– Если это правда, тогда я вообще ничего не понимаю, – пожала плечами Женя. – Я своими глазами видела, как она с моста прыгнула. А может, ей острых ощущений захотелось? Может, она от скуки сиганула? Думала, выплывет, а не смогла.
– С Благовещенского моста от скуки? – с сомнением спросила Ксюша.
– А у вас есть другие объяснения?
– Нет. У меня нет никаких объяснений. Но я теперь не успокоюсь, пока не выясню, что с ней произошло, – твердо сказала Ксюша. – А теперь давайте искать, только я не уверена, что мы с вами в комп залезем. Там наверняка пароль стоит, и вряд ли она его на бумажку для памяти записала.
– Да, – задумчиво согласилась Женя. – Но можно поискать какого-нибудь хакера, не думаю, что это сложно.
– Точно! У Димы на работе есть парень, говорят, он что хочешь взломать может, один раз его чуть фээсбэшники не посадили. Куда-то он там залез, – обрадовалась Ксюша. – Сейчас я попробую, если пароль стоит, заберу ноутбук с собой, а муж завтра на работу отнесет.
– Отлично. Только вы мне сразу позвоните, как комп взломаете.

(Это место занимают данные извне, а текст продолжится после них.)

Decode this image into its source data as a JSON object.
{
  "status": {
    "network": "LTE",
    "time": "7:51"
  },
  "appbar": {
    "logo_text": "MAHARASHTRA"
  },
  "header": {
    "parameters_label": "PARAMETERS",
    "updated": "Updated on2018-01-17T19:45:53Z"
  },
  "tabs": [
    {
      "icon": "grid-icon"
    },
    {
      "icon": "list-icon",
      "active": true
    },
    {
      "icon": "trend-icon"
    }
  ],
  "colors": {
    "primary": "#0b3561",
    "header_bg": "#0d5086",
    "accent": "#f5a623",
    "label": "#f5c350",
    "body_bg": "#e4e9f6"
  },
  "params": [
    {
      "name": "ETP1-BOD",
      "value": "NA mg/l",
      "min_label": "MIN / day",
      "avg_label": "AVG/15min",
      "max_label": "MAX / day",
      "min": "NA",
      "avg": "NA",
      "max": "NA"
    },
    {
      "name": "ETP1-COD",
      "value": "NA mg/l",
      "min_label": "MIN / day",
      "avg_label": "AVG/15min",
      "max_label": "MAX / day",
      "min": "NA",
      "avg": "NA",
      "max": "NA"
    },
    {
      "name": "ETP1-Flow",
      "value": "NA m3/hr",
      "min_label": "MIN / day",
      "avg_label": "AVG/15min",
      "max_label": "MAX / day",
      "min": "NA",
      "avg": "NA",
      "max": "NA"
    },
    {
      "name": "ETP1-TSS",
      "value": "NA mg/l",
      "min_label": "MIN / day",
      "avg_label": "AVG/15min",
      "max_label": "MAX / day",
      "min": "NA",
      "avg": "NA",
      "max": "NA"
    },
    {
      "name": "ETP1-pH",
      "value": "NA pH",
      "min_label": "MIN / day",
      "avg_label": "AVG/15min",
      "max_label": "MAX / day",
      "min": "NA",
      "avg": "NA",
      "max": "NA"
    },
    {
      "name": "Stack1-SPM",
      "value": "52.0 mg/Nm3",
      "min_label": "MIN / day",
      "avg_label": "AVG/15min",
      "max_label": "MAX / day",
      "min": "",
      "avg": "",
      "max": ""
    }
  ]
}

Потом они обыскивали ящики комода, сумки, повешенные на крючки и составленные в ряд в шкафу на полке, карманы пальто и пиджаков, и наконец добрались до ежедневника.
– Ксюша, если не возражаешь, я возьму его с собой и не спеша просмотрю дома, если мне что-то будет непонятно, я позвоню, – проговорила Женя, засовывая в сумку пухлый, облаченный в кожаную обложку еженевник.
На лице Ксюши явственно отпечатались сомнения. Ей вовсе не хотелось доверять подробности жизни покойной подруги едва знакомой журналистке. Хотя Женя и произвела на нее приятное впечатление, и они почти подружились, но…
Ксюша даже сама не совсем понимала, что именно «но», просто ей отчего-то казалось, что она если и не предает Ирину, то, во всяком случае, пускает постороннего человека в ее жизнь. А вдруг в дневнике найдется что-то такое, что Ирина захотела бы скрыть от посторонних? Можно ли положиться на порядочность человека, чья профессия – вынюхивать и вытряхивать на всеобщее обозрение?
Все эти сомнения явственно читались на ее лице, и Женя, которая безумно устала за последние две недели от вечной гонки за свидетелями, от общения с чужими людьми, которые, кажется, только и делали, что делились с ней своей болью, обидой, жаждой мести и прочими не слишком позитивными эмоциями, которая ужасно проголодалась, потому что Ксюшины котлеты давно уже переварились, и даже вкус их забылся, которую дома ждали позабытые, позаброшенные Корнишон и Сильвер, уже готова была махнуть на все рукой, отдать Ксюше ежедневник, забыть о гибели странной успешной девушки, которая со сломанной ногой зачем-то ездила на лыжах, и вообще обо всех самоубийцах, и отправиться домой, догуливать свой заслуженный выходной, от которого и осталось-то всего ничего, если посчитать дорогу до дома. И даже испытала невероятное облегчение от такого поворота, когда вдруг Ксюшино лицо озарила искра принятого решения.